P – Essa coisa da recepção do americano com “love, love, love”, eu acho que para quem não é do país foi uma das maiores homenagens que eu pude ter. No Brasil eu tinha certeza. Até eu brinco: só os corintianos não gostaram, porque eu fiz o Corinthians sofrer muito [sorri]. Mas agora, falando sério, eu jamais esperava que o americano, que é um povo meio frio e que tem muitos artistas… O futebol não é o maior esporte lá. É o beisebol, o futebol americano.

Você dormia ao ver os jogos de beisebol?
P – De vez em quando a gente ia ver e falava: “Vamos dar uma descansada, uma cochilada aqui?”.

Esses foram os momentos mais fortes com o público?
P – Ah, foi. O milésimo gol, de pênalti… Todo mundo fala que bater pênalti é fácil. Mas é fácil quando está dois a zero, três a zero. Mas tremer como eu tremi quando fui bater meu pênalti… Duvido que alguém já tenha passado por isso. Eu falava: “meu Deus do céu, e se eu perder o pênalti?”. O mais engraçado é que eles fizeram uma homenagem, mas ninguém ficou na área. Quando olhei para trás, estava todo o time no meio de campo. Eu falei: pô, se bate na trave ou o goleiro rebate, meu time está todo lá atrás. Falei: caramba, ninguém veio!

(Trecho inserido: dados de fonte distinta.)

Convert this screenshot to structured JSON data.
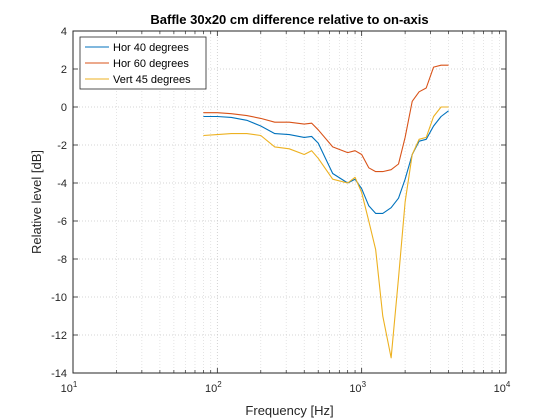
{
  "chart_data": {
    "type": "line",
    "title": "Baffle 30x20 cm difference relative to on-axis",
    "xlabel": "Frequency [Hz]",
    "ylabel": "Relative level [dB]",
    "xscale": "log",
    "xlim": [
      10,
      10000
    ],
    "ylim": [
      -14,
      4
    ],
    "xticks": [
      {
        "value": 10,
        "base": "10",
        "exp": "1"
      },
      {
        "value": 100,
        "base": "10",
        "exp": "2"
      },
      {
        "value": 1000,
        "base": "10",
        "exp": "3"
      },
      {
        "value": 10000,
        "base": "10",
        "exp": "4"
      }
    ],
    "yticks": [
      4,
      2,
      0,
      -2,
      -4,
      -6,
      -8,
      -10,
      -12,
      -14
    ],
    "grid": true,
    "minor_grid": true,
    "legend_position": "top-left",
    "series": [
      {
        "name": "Hor 40 degrees",
        "color": "#0072BD",
        "x": [
          80,
          100,
          125,
          160,
          200,
          250,
          315,
          400,
          450,
          500,
          630,
          800,
          900,
          1000,
          1120,
          1250,
          1400,
          1600,
          1800,
          2000,
          2240,
          2500,
          2800,
          3150,
          3550,
          4000
        ],
        "y": [
          -0.5,
          -0.5,
          -0.55,
          -0.7,
          -1.0,
          -1.4,
          -1.45,
          -1.6,
          -1.55,
          -1.9,
          -3.5,
          -4.0,
          -3.8,
          -4.3,
          -5.2,
          -5.6,
          -5.6,
          -5.3,
          -4.8,
          -3.8,
          -2.5,
          -1.8,
          -1.7,
          -1.0,
          -0.5,
          -0.2
        ]
      },
      {
        "name": "Hor 60 degrees",
        "color": "#D95319",
        "x": [
          80,
          100,
          125,
          160,
          200,
          250,
          315,
          400,
          450,
          500,
          630,
          800,
          900,
          1000,
          1120,
          1250,
          1400,
          1600,
          1800,
          2000,
          2240,
          2500,
          2800,
          3150,
          3550,
          4000
        ],
        "y": [
          -0.3,
          -0.3,
          -0.35,
          -0.45,
          -0.6,
          -0.8,
          -0.8,
          -0.9,
          -0.85,
          -1.2,
          -2.1,
          -2.4,
          -2.3,
          -2.5,
          -3.2,
          -3.4,
          -3.4,
          -3.3,
          -3.0,
          -1.6,
          0.3,
          0.8,
          1.0,
          2.1,
          2.2,
          2.2
        ]
      },
      {
        "name": "Vert 45 degrees",
        "color": "#EDB120",
        "x": [
          80,
          100,
          125,
          160,
          200,
          250,
          315,
          400,
          450,
          500,
          630,
          800,
          900,
          1000,
          1120,
          1250,
          1400,
          1600,
          1800,
          2000,
          2240,
          2500,
          2800,
          3150,
          3550,
          4000
        ],
        "y": [
          -1.5,
          -1.45,
          -1.4,
          -1.4,
          -1.5,
          -2.1,
          -2.2,
          -2.5,
          -2.3,
          -2.7,
          -3.8,
          -4.0,
          -3.7,
          -4.5,
          -6.0,
          -7.5,
          -11.0,
          -13.2,
          -9.0,
          -5.0,
          -2.5,
          -1.7,
          -1.6,
          -0.5,
          0.0,
          0.0
        ]
      }
    ]
  }
}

O que você está achando de Jorge Jesus, um técnico estrangeiro com sucesso no futebol brasileiro?
P – Já tiveram alguns técnicos estrangeiros no Brasil, mas nessas condições acho que não teve nenhum técnico no Brasil que se comparasse a esse. O Santos está em terceiro lugar, pode até não ganhar, mas está com um time. Ele [Jorge Sampaoli] montou um time que todo mundo achava que não ia dar certo, só com jogadores estrangeiros. E eu acho que deu certo. Então foi uma surpresa muito grande.

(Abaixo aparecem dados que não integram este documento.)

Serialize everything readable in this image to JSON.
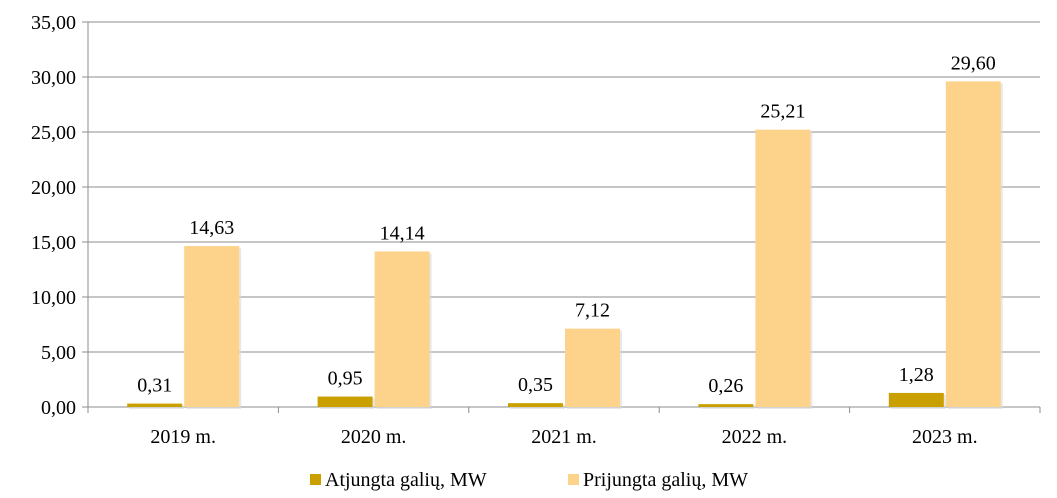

Soube que Maradona voltou a ser técnico na Argentina?
P – Vi, acho que Pepito [assessor] me passou isso na semana passada. Eu falei: “Pepito, se tem uma coisa que eu jamais vou voltar a fazer é ser técnico”. Profissional, não. Juvenil, infantil, amador, até trabalhar com criança, tudo bem. Mas profissional… Eu acho que essa loucura não vou fazer, não. Deus foi muito bom para mim para eu fazer essa loucura.

Você tem acompanhado os casos de racismo em estádios? Houve o episódio de Balotelli, na Itália, agora contra Taison, na Ucrânia, e outros no Brasil. O que pode ser feito para enfrentar o racismo no futebol?
P – Já tivemos isso há um tempo atrás e achavam que as coisas eram por causa do tempo. Agora que estamos no mundo moderno está acontecendo mais ou menos a mesma coisa. Mesmo uns absurdos que aconteceram no Maracanã, negócio de guerra, de briga, são coisas tristes que acontecem no futebol. O que eu acho é que tem que se tomar alguma decisão mesmo.

De punição?
P – Exato. Nós, os seres humanos, estamos ficando um pouco diferentes. Infelizmente, essas coisas que estão acontecendo agora não deviam acontecer mais, né?

Em relação ao período em que você foi jogador, essas manifestações racistas mudaram ou ainda são tão intensas quanto no passado? De racismo e de homofobia.
P – Eu acho que teve alguma mudança, mas infelizmente não chegou ao que eu acho que deveria ser para um esporte, para qualquer esporte, uma coisa de pessoas que não são doidas e estão juntas, participando de uma festa. É triste. Eu joguei em vários lugares. Graças a Deus nunca tive nenhum problema. Até na Argentina, que era uma rivalidade danada contra o Brasil, já tive jogo contra o Boca, contra o River, e não passamos por isso.

Você é o brasileiro mais conhecido no mundo e já teve uma participação política direta no Ministério dos Esportes. Como você avalia o momento político do Brasil?
P – Triste. Muito triste. Tá pior que o futebol. Embora a gente tenha alguns títulos que ainda dá para ganhar… Vamos torcer pro Flamengo ser campeão agora [da Libertadores]. Tem o Brasil, tem o Flamengo. Mas na política está triste.

Você sente uma regressão?
P – Totalmente. Porque está sem rumo. Isso é triste porque você não sabe exatamente quem apoiar. Está numa situação muito difícil.